= The Toll (band) =

American rock band

The Toll, 1991

The Toll was a rock band from Columbus, Ohio active from the mid-1980s to the early 1990s. It consisted of vocalist Brad Circone, guitarist Rick Silk, bassist Greg Bartram, and Brett Mayo on drums. Unusually, many of their songs incorporated spoken narratives. They had earned a reputation for their live performances and were signed to Geffen on the strength of a single show, although they had previously recorded a demo for Chrysalis.

The Toll's first album was The Price of Progression, and "Jonathan Toledo," which included one of the band's trademark narratives and clocked in at more than ten minutes, was the first single. It received rotation on MTV (including 120 Minutes) and for some time held the record as the longest non–Michael Jackson video ever played on the station. However, "Jonathan Toledo" failed to break the band, and the second single, "Soldier's Room," also went nowhere. The album was produced by Steve Thompson and Michael Barbiero, who engineered Guns N' Roses' album Appetite for Destruction.

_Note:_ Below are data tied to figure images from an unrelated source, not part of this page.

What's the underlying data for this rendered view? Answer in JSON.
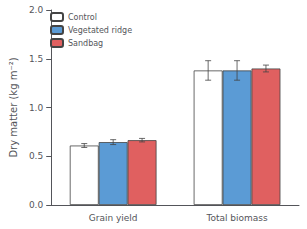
{
  "chart_data": {
    "type": "bar",
    "categories": [
      "Grain yield",
      "Total biomass"
    ],
    "series": [
      {
        "name": "Control",
        "color": "#ffffff",
        "values": [
          0.61,
          1.38
        ],
        "errors": [
          0.02,
          0.1
        ]
      },
      {
        "name": "Vegetated ridge",
        "color": "#5b9bd5",
        "values": [
          0.645,
          1.38
        ],
        "errors": [
          0.025,
          0.1
        ]
      },
      {
        "name": "Sandbag",
        "color": "#e06060",
        "values": [
          0.665,
          1.4
        ],
        "errors": [
          0.018,
          0.035
        ]
      }
    ],
    "ylabel": "Dry matter (kg m⁻²)",
    "ylim": [
      0.0,
      2.0
    ],
    "yticks": [
      {
        "value": 0.0,
        "label": "0.0"
      },
      {
        "value": 0.5,
        "label": "0.5"
      },
      {
        "value": 1.0,
        "label": "1.0"
      },
      {
        "value": 1.5,
        "label": "1.5"
      },
      {
        "value": 2.0,
        "label": "2.0"
      }
    ],
    "grid": false,
    "legend": "upper left"
  }
}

Their second collection of songs, the concept album The Parable of Pariah, was rejected by Geffen, although several songs from it were re-recorded and included on their second album release, Sticks and Stones and Broken Bones. This record received almost no promotion from the label and did not do well, and Geffen dropped the band, which broke up soon afterward. The original studio demos from Parable of Pariah remain a fan favorite.